Greenberg Stresses NY State Bar's Support of Court Consolidation Plan
Each of the state's trial courts has a separate purpose, often making it difficult for litigants to navigate, especially when a case falls under the jurisdiction of multiple tribunals.
January 24, 2020 at 05:33 PM
5 minute read
The president of the New York State Bar Association has thrown his full support behind a campaign by Chief Judge Janet DiFiore and Gov. Andrew Cuomo to consolidate New York's byzantine trial court system into a streamlined model that he said would simplify litigation and boost court efficiency.
In interviews with the New York Law Journal, NYSBA president Hank Greenberg, a shareholder at Greenberg Traurig, decried the state's current structure of 11 separate trial courts as the result of "historical accumulation" and "not rational design."
"No one in their right mind would design a system like this," he said.
The state bar, he said, would stand "100% behind" the modernization efforts, which are expected to work their way through the state Legislature in the coming weeks.
Greenberg spoke to the Law Journal this week on the eve of the NYSBA's annual meeting Jan. 27 to Jan. 31 in Midtown. His comments also came after Cuomo, a Democrat serving his third term as governor, earlier this month endorsed DiFiore's ambitious new plan to create a three-tiered system that would fold many of the state's trial courts into one unified entity.
Cuomo included a similar proposal in his executive budget for the 2021 fiscal year, which the governor announced Tuesday in his yearly budget address.
In a statement Wednesday, Greenberg applauded Cuomo's commitment to modernizing the court system and offered any assistance the state bar could provide in making it happen.

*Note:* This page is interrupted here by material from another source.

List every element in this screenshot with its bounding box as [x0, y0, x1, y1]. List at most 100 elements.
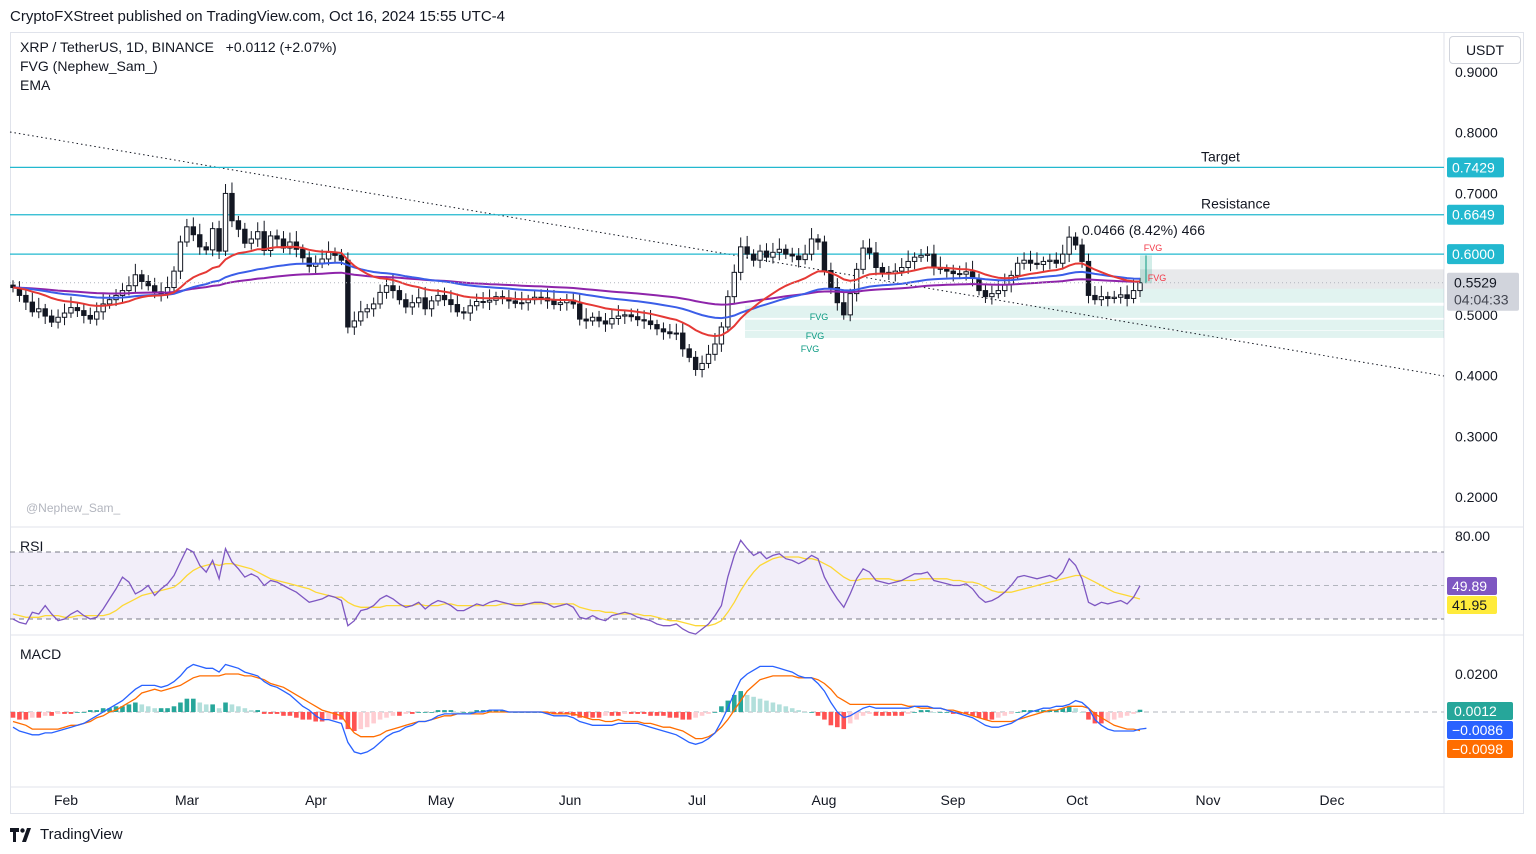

"The present system, with its 11 trial courts, is confusing for litigants, costly for taxpayers and makes case management difficult. We are grateful to the governor and Chief Judge Janet DiFiore for their support, and our association stands ready to help in any way we can to make this proposal a reality."
Currently, New York has 11 separate trial courts, ranging from state Supreme Court to City Court. The state Supreme Court is the trial court of general jurisdiction, under the Appellate Division and the Court of Appeals, the state's highest court.
Each of the state's trial courts has a separate purpose, often making it difficult for litigants to navigate, especially when a case falls under the jurisdiction of multiple tribunals.
DiFiore's plan, unveiled in September, would consolidate those courts into a simplified structure consisting of centralized state Supreme Court, a Municipal Court and the current town and village courts. The first meaningful update to the state's court system in over 100 years, her vision eliminates the state Court of Claims, County Courts, Family Courts and Surrogate's Courts, but the judges on the courts would remain and become state Supreme Court justices.
The newly consolidated state Supreme Court would have six divisions: family, probate, criminal, state claims, commercial and general.
The proposal would eliminate a cap on the number of state Supreme Court judgeships that was enshrined in the state constitution more than a century ago, and it would allow the Legislature to add more judicial positions, if necessary. Lawmakers would also be authorized to review, every 10 years, whether the number of Appellate Division Departments should be modified to accommodate the state's justice system. New York currently has four state appellate courts, but some have pushed for at least one more.
The changes would require an amendment to the state constitution, which requires lawmakers to vote in two separate sessions of the Legislature, followed by a referendum, which would put the issue directly to voters. If the Legislature approves the first leg during the 2020 session, the changes could be placed on the ballot as early as 2021.
Lawmakers, however, have shown little appetite for the reforms, which have been floated in one way or another for decades.
Many past proposals have called for appointed judges, but DiFiore's approach would employ a "merger-in-place" strategy that would not alter the length of judicial terms or the way judges are selected.
Still, skeptics of DiFiore's reforms have raised questions about how they might impact diversity on the bench, and the Association of Justices of the Supreme Court of New York State has flatly rejected the plan as giving the Office of Court Administration too much power to shift judges outside their jurisdictions or areas of expertise.
Justice Lawrence Marks, the state's chief administrative judge, argued in November that those concerns were unfounded, saying it was "almost a truism that our proposal will lead to more diversity on the [state] Supreme Court bench in upstate jurisdictions," where the share of judgeships held by persons of color would be folded into the state Supreme Court.
Greenberg, in interviews, also threw cold water on claims of potential abuse by the OCA. Greenberg said those arguments ignored the creation of various divisions within the Supreme Court and assumed that the OCA would act out of its own interest in assigning judges to cases in areas where they lacked experience.
"The court system isn't there for the convenience of judges," he said. "It's there for the public, and simplifying the court system will serve the public."